I’m curious how people are dealing the translation of complex numbers in various languages. In Germanic languages these will become compounds, whilst in other languages - like Malay/Indonesian - the elements remain discrete, e.g.527 = lima ratus dua puluh tujuh. I’ve just told my English-Dutch client “I need three hundred and twenty-seven new horses”, but the Dutch only says "Ik heb driehonderd nieuwe paarden nodig. ", which means I’m 27 horses short. But then the client at “Pure Neural Machine Translation” just says “Ik heb en nieuwe paarden nodig.”, so any number will do. I guess we could include all numbers up to a thousand, say, in the training data. Or are language-dependent lists the way to go for a practical solution?
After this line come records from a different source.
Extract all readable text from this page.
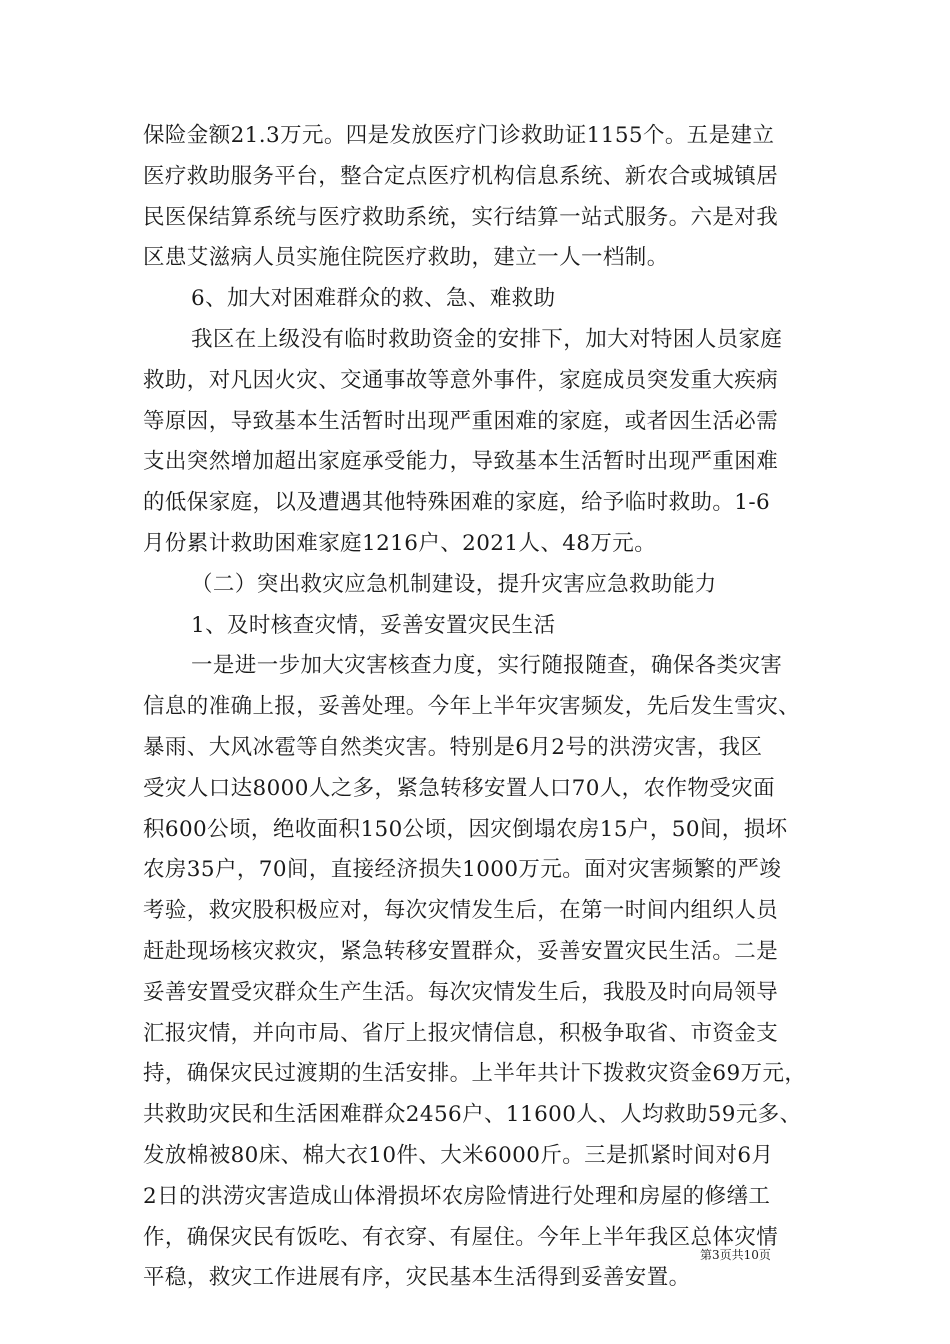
保险金额21.3万元。四是发放医疗门诊救助证1155个。五是建立
医疗救助服务平台，整合定点医疗机构信息系统、新农合或城镇居
民医保结算系统与医疗救助系统，实行结算一站式服务。六是对我
区患艾滋病人员实施住院医疗救助，建立一人一档制。
6、加大对困难群众的救、急、难救助
我区在上级没有临时救助资金的安排下，加大对特困人员家庭
救助，对凡因火灾、交通事故等意外事件，家庭成员突发重大疾病
等原因，导致基本生活暂时出现严重困难的家庭，或者因生活必需
支出突然增加超出家庭承受能力，导致基本生活暂时出现严重困难
的低保家庭，以及遭遇其他特殊困难的家庭，给予临时救助。1-6
月份累计救助困难家庭1216户、2021人、48万元。
（二）突出救灾应急机制建设，提升灾害应急救助能力
1、及时核查灾情，妥善安置灾民生活
一是进一步加大灾害核查力度，实行随报随查，确保各类灾害
信息的准确上报，妥善处理。今年上半年灾害频发，先后发生雪灾、
暴雨、大风冰雹等自然类灾害。特别是6月2号的洪涝灾害，我区
受灾人口达8000人之多，紧急转移安置人口70人，农作物受灾面
积600公顷，绝收面积150公顷，因灾倒塌农房15户，50间，损坏
农房35户，70间，直接经济损失1000万元。面对灾害频繁的严竣
考验，救灾股积极应对，每次灾情发生后，在第一时间内组织人员
赶赴现场核灾救灾，紧急转移安置群众，妥善安置灾民生活。二是
妥善安置受灾群众生产生活。每次灾情发生后，我股及时向局领导
汇报灾情，并向市局、省厅上报灾情信息，积极争取省、市资金支
持，确保灾民过渡期的生活安排。上半年共计下拨救灾资金69万元，
共救助灾民和生活困难群众2456户、11600人、人均救助59元多、
发放棉被80床、棉大衣10件、大米6000斤。三是抓紧时间对6月
2日的洪涝灾害造成山体滑损坏农房险情进行处理和房屋的修缮工
作，确保灾民有饭吃、有衣穿、有屋住。今年上半年我区总体灾情
平稳，救灾工作进展有序，灾民基本生活得到妥善安置。
第3页共10页
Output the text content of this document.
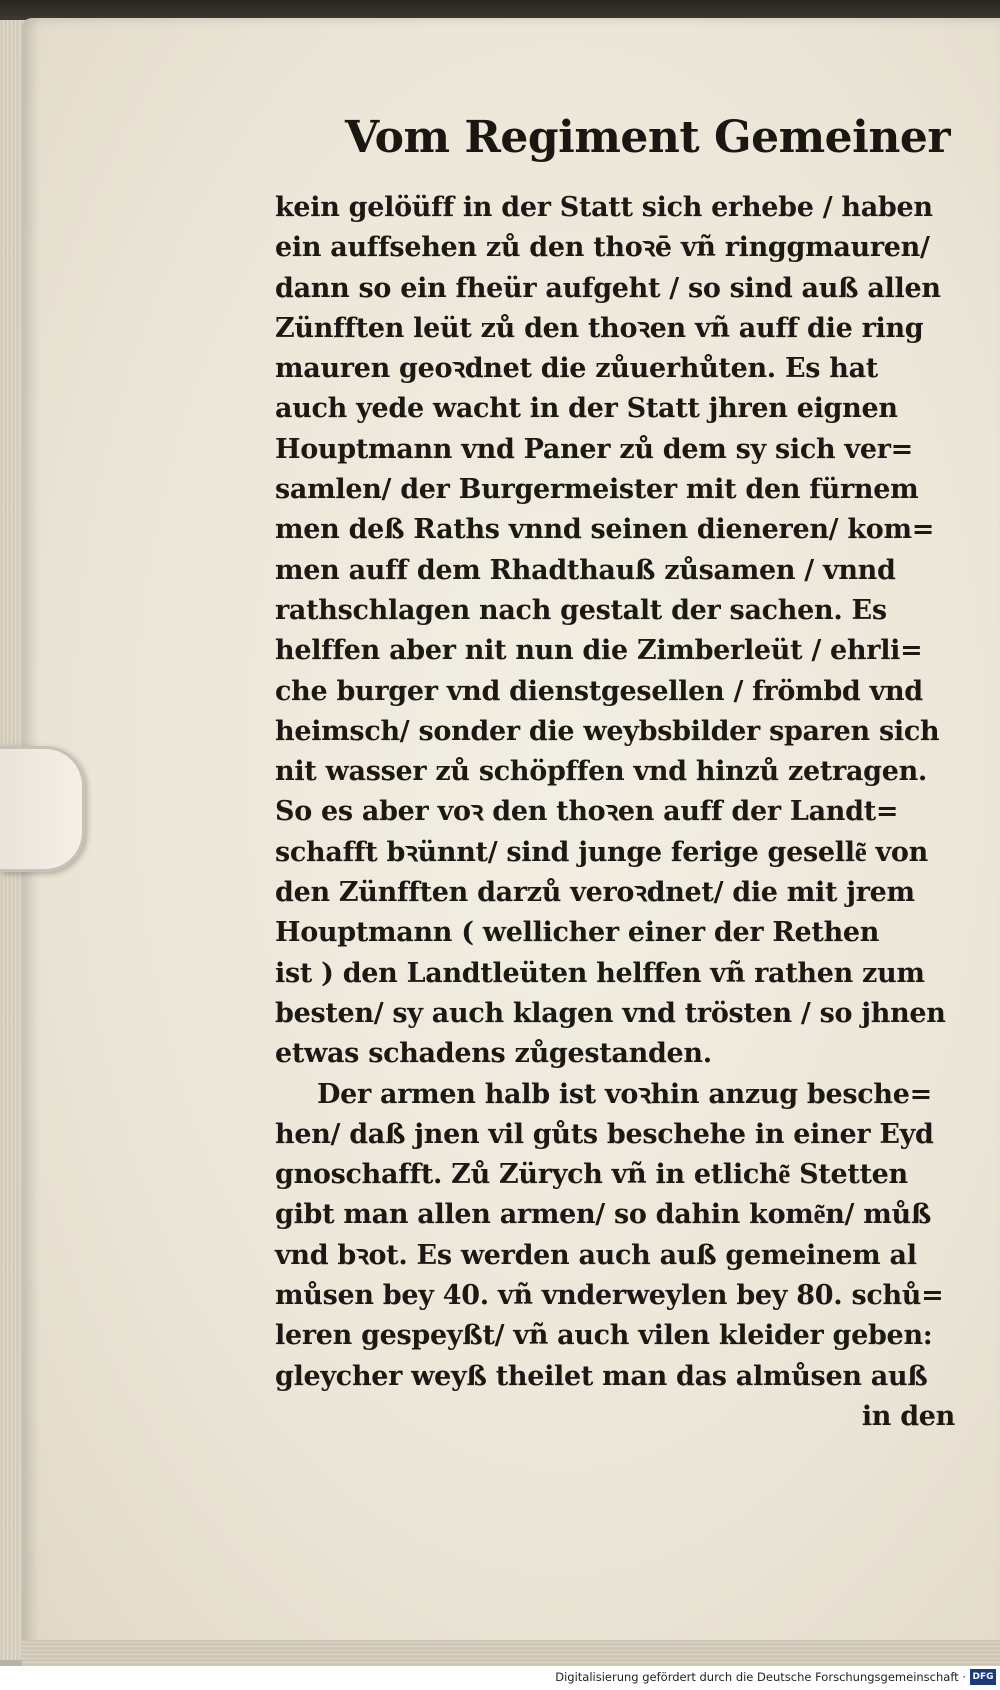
Vom Regiment Gemeiner
kein gelöüff in der Statt sich erhebe / haben
ein auffsehen zů den thoꝛē vñ ringgmauren/
dann so ein fheür aufgeht / so sind auß allen
Zünfften leüt zů den thoꝛen vñ auff die ring
mauren geoꝛdnet die zůuerhůten. Es hat
auch yede wacht in der Statt jhren eignen
Houptmann vnd Paner zů dem sy sich ver=
samlen/ der Burgermeister mit den fürnem
men deß Raths vnnd seinen dieneren/ kom=
men auff dem Rhadthauß zůsamen / vnnd
rathschlagen nach gestalt der sachen. Es
helffen aber nit nun die Zimberleüt / ehrli=
che burger vnd dienstgesellen / frömbd vnd
heimsch/ sonder die weybsbilder sparen sich
nit wasser zů schöpffen vnd hinzů zetragen.
So es aber voꝛ den thoꝛen auff der Landt=
schafft bꝛünnt/ sind junge ferige geselle͂ von
den Zünfften darzů veroꝛdnet/ die mit jrem
Houptmann ( wellicher einer der Rethen
ist ) den Landtleüten helffen vñ rathen zum
besten/ sy auch klagen vnd trösten / so jhnen
etwas schadens zůgestanden.
Der armen halb ist voꝛhin anzug besche=
hen/ daß jnen vil gůts beschehe in einer Eyd
gnoschafft. Zů Zürych vñ in etliche͂ Stetten
gibt man allen armen/ so dahin kome͂n/ můß
vnd bꝛot. Es werden auch auß gemeinem al
můsen bey 40. vñ vnderweylen bey 80. schů=
leren gespeyßt/ vñ auch vilen kleider geben:
gleycher weyß theilet man das almůsen auß
in den
Digitalisierung gefördert durch die Deutsche Forschungsgemeinschaft · DFG
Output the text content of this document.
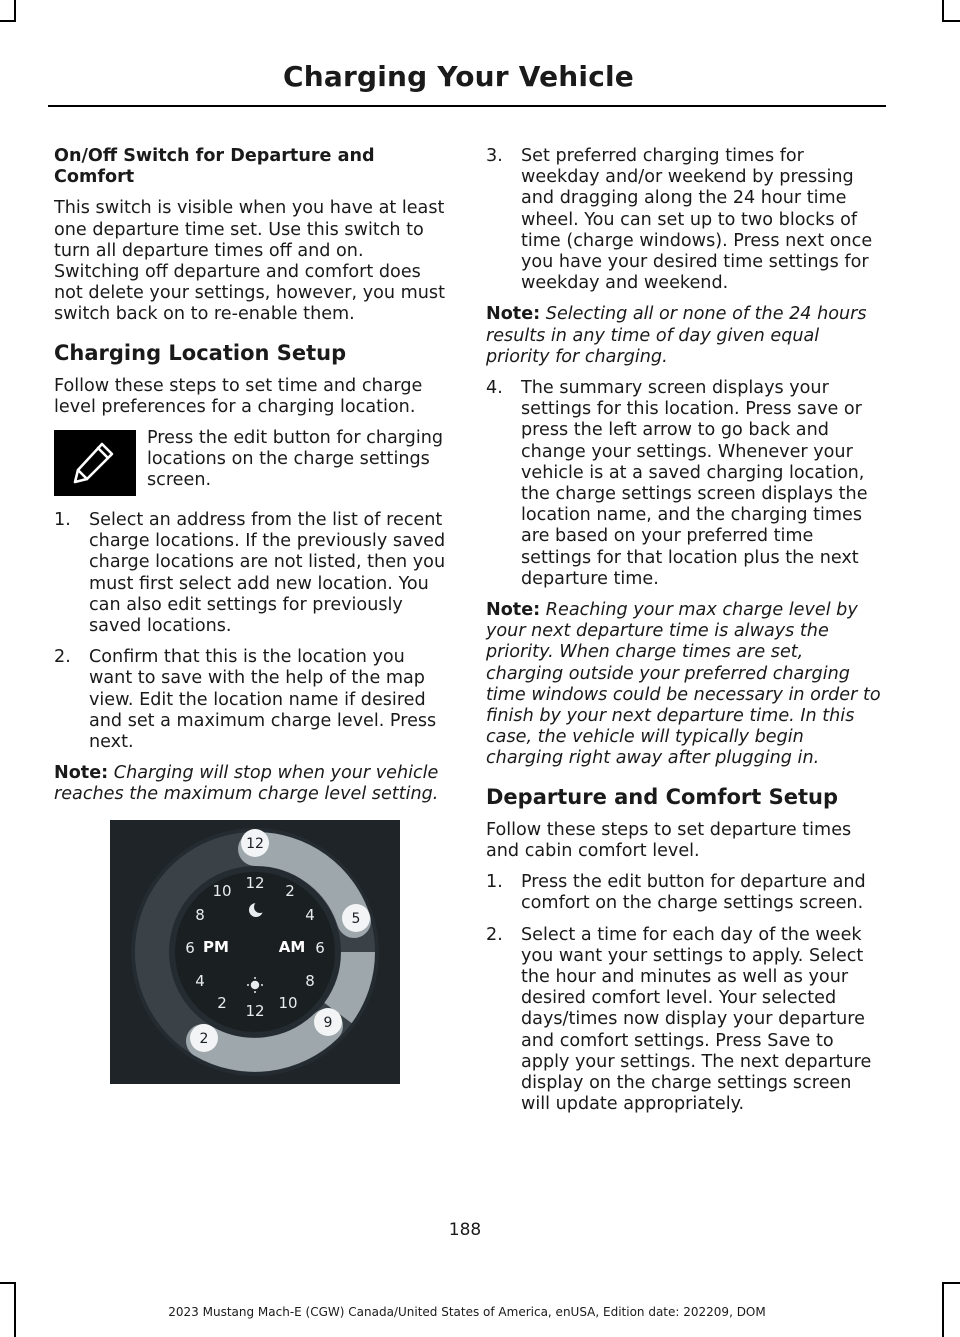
Charging Your Vehicle
On/Off Switch for Departure and Comfort

This switch is visible when you have at least one departure time set. Use this switch to turn all departure times off and on. Switching off departure and comfort does not delete your settings, however, you must switch back on to re-enable them.

Charging Location Setup

Follow these steps to set time and charge level preferences for a charging location.

Press the edit button for charging locations on the charge settings screen.

1. Select an address from the list of recent charge locations. If the previously saved charge locations are not listed, then you must first select add new location. You can also edit settings for previously saved locations.
2. Confirm that this is the location you want to save with the help of the map view. Edit the location name if desired and set a maximum charge level. Press next.

Note: Charging will stop when your vehicle reaches the maximum charge level setting.

12 2
4
6
8
10
12
2
4
6
8
10
PM	AM
12
5
9
2
3. Set preferred charging times for weekday and/or weekend by pressing and dragging along the 24 hour time wheel. You can set up to two blocks of time (charge windows). Press next once you have your desired time settings for weekday and weekend.

Note: Selecting all or none of the 24 hours results in any time of day given equal priority for charging.

4. The summary screen displays your settings for this location. Press save or press the left arrow to go back and change your settings. Whenever your vehicle is at a saved charging location, the charge settings screen displays the location name, and the charging times are based on your preferred time settings for that location plus the next departure time.

Note: Reaching your max charge level by your next departure time is always the priority. When charge times are set, charging outside your preferred charging time windows could be necessary in order to finish by your next departure time. In this case, the vehicle will typically begin charging right away after plugging in.

Departure and Comfort Setup

Follow these steps to set departure times and cabin comfort level.

1. Press the edit button for departure and comfort on the charge settings screen.
2. Select a time for each day of the week you want your settings to apply. Select the hour and minutes as well as your desired comfort level. Your selected days/times now display your departure and comfort settings. Press Save to apply your settings. The next departure display on the charge settings screen will update appropriately.
188
2023 Mustang Mach-E (CGW) Canada/United States of America, enUSA, Edition date: 202209, DOM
Yes. The most robust approach would be a rule-based system that detects numeric entities, replaces them with placeholders and converts them back at translation time.
However, this requires a quite advanced translation workflow (out of the scope of OpenNMT right now).
That’s basically similar to what I decided on and am loading the rules application onto my client software.
Ideally, these placeholders should also be in the training data.
Yes, I agree that ideally it should be done via training. In the meantime in the Dutch2Eng direction my splitter on the client side provides a workaround, so that “vierenvijftigmiljoen mensen” is translated as “fifty-four million people”. The Pure Neural Machine Translation demonstrator fails on this although Google Translate can do it (possibly with rules too :-))